Pidana kerja sosial seperti membersihkan area rumah sakit, panti sosial maupun lembaga sosial lain, menjadi ketentuan dalam KUHP (kitab undang-undang hukum pidana) yang baru dan resmi mulai berlaku tanggal 02 Januari 2026.
Pasal 85 ayat 1 KUHP menyebut pidana kerja sosial dapat dijatuhkan kepada terdakwa yang melakukan tindak pidana yang diancam dengan pidana penjara kurang dari 5 tahun dan hakim menjatuhkan pidana penjara paling lama 6 bulan atau pidana denda paling banyak kategori II (Rp 10 Juta).
Kasat Reskrim Polres Rembang, AKP Alva Zakiya Akbar didampingi Kaur Binops Satreskrim Iptu Widodo Eko Prasetyo mengatakan dengan adanya ketentuan tersebut, bukan berarti tiap pelaku yang ancaman hukumannya di bawah 5 tahun, langsung dihukum kerja sosial.
Tapi hal itu sifatnya alternatif atau bisa diterapkan.
“KUHP baru, kerja sosial bisa diterapkan, tapi sifatnya alternatif mas, selain hukuman penjara. Kalau KUHP yang lama kan tidak ada seperti itu (kerja sosial),” terangnya Jum’at petang (02/01/2026).
Sanksi pidana kerja sosial, dengan mempertimbangkan tujuan pemidanaan, yakni rehabilitasi, keadilan dan kemanusiaan.
“Prinsip keadilan dan kemanusiaan, karena ringan perbuatan, keadaan pelaku atau keadaan saat kejadian, bisa menjadi dasar,” imbuhnya.

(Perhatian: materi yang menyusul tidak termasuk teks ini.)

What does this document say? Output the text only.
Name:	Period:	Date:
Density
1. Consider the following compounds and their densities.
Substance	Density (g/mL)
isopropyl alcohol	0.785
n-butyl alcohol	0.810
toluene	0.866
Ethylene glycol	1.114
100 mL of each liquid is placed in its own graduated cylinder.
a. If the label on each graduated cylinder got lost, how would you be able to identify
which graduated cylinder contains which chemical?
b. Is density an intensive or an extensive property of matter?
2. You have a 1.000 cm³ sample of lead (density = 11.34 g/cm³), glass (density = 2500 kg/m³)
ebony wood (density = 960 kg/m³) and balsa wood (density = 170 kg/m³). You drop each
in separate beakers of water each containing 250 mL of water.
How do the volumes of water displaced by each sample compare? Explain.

Soal teknis pelaksanaan sanksi pidana kerja sosial, termasuk lokasinya di mana saja, menurutnya Polres Rembang harus menunggu CJS (criminal justice system) antara Kejaksaan dan Pengadilan.
“Akan ditentukan nantinya mas, menyesuaikan CJS, pasti kami koordinasikan,” pungkas Alva.

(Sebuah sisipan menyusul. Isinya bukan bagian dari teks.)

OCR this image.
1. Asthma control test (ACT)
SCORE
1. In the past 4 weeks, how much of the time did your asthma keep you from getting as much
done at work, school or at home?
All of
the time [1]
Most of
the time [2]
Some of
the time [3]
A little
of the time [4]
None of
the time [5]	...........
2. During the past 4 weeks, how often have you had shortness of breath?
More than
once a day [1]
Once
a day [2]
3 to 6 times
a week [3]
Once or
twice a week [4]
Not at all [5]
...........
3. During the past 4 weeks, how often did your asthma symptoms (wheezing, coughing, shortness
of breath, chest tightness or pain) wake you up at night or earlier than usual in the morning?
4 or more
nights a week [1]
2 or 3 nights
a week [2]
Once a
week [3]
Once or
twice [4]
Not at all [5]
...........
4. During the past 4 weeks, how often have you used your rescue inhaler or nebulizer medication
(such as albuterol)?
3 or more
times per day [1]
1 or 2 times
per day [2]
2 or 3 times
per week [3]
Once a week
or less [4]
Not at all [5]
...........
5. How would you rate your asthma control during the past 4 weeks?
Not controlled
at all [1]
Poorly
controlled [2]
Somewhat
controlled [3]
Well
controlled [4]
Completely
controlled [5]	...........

Jika mengacu pasal 85 KUHP tersebut, sanksi kerja sosial tidak boleh lebih dari 6 bulan. Hakim dalam menjatuhkan pidana kerja sosial harus menyebutkan dalam satu hari, berapa jam kerja sosial, kemudian dalam satu Minggu berapa hari, dan terdakwa melakukan kerja sosial di lokasi mana.
“Pidana kerja sosial dilaksanakan paling lama 8 jam dalam 1 hari dan dapat diangsur dalam waktu paling lama 6 bulan dengan memperhatikan kegiatan terpidana menjalankan mata pencahariannya dan/atau kegiatan lain yang bermanfaat,” demikian bunyi Pasal 85 ayat 5. (Musyafa Musa).